The pngout PNGs optimizer works very slow. If you have to create PDF from the same original document it may have sense to optimize original PNGs (before embedding it in PDF) and don't use pngout during PDF optimization. The pngout can considerably reduce size of some PNGs (typically with lots on one-colored areas), but it needs time to try different compression options to find the best one.

I think, the Prince can use some generic PDF optimization techniques that will reduce the size considerably without loosing any visual quality.

As for decompress, I don't quite understand. I don't know how much time PDF reader needs to open optimized version. I didn't compared it.

I optimized documents for web, so the size does matter. I don't think that on modern PCs the optimized document will be opened significantly slower than original.

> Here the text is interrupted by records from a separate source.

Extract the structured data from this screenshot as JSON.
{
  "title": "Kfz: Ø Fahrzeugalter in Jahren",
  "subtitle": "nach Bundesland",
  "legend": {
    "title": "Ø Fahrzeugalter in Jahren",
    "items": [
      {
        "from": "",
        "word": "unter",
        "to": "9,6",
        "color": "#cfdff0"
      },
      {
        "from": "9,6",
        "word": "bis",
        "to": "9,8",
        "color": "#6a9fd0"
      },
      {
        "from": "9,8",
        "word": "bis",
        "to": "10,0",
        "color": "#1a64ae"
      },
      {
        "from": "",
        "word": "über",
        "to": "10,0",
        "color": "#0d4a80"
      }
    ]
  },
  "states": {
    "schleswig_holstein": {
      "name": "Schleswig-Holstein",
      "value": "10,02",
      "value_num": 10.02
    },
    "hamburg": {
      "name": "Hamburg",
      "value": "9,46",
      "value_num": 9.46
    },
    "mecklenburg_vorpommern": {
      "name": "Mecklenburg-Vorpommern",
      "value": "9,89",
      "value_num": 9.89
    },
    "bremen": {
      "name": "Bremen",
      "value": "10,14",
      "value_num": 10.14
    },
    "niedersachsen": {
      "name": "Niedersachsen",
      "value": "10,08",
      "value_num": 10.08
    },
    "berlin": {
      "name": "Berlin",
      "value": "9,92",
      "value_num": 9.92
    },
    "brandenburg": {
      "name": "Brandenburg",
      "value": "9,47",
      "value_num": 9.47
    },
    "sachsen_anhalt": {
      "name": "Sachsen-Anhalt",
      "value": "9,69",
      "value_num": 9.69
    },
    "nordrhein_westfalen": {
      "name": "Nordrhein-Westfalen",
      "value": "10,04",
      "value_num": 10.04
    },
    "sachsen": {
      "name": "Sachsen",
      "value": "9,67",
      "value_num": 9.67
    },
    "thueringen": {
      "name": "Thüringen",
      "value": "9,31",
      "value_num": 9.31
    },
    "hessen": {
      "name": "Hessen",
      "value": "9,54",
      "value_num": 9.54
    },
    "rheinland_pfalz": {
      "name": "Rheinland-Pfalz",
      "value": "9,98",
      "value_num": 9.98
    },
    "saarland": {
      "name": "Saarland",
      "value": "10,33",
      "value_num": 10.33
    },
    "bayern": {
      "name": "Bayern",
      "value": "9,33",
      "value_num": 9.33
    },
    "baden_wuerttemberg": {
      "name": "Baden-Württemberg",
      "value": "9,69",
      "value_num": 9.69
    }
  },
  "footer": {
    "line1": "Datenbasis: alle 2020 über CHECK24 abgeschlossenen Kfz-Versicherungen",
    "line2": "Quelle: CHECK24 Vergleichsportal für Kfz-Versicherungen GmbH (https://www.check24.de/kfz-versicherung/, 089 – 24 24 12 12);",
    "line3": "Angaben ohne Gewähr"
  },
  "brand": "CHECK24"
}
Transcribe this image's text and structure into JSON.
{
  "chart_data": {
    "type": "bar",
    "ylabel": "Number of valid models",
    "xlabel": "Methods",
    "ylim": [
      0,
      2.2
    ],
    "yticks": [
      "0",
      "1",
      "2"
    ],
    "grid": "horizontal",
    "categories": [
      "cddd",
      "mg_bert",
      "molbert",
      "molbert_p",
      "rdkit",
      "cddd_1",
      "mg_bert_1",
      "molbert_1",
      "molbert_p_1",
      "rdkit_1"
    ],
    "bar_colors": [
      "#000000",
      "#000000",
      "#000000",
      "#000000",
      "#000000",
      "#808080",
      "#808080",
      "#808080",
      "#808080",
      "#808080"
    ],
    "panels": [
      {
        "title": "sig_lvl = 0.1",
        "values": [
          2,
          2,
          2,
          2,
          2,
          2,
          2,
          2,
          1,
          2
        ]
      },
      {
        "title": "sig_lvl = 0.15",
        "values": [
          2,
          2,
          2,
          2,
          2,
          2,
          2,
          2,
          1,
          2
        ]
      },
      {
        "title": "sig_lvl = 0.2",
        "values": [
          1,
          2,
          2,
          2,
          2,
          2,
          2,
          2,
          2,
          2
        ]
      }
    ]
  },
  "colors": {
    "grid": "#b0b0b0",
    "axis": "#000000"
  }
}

And it could be made as a command-line option for Prince -- what levels of optimization to use. ;-)
Which input HTML document created the 20Mb output file?
This is WHATWG's version of HTML5 specification.
It is a large document (about 6 MB as I remember). ;-)
Thanks. The PDF size seems to be from the number of links in the document, resulting in many annotation objects. The 20Mb PDF file will shrink to 6Mb if you disable links:
:link { prince-link: none !important }

Perhaps in the future we can improve this by using compressed object streams in the PDF, but for the time being it will be necessary to run pdfsizeopt as an external command.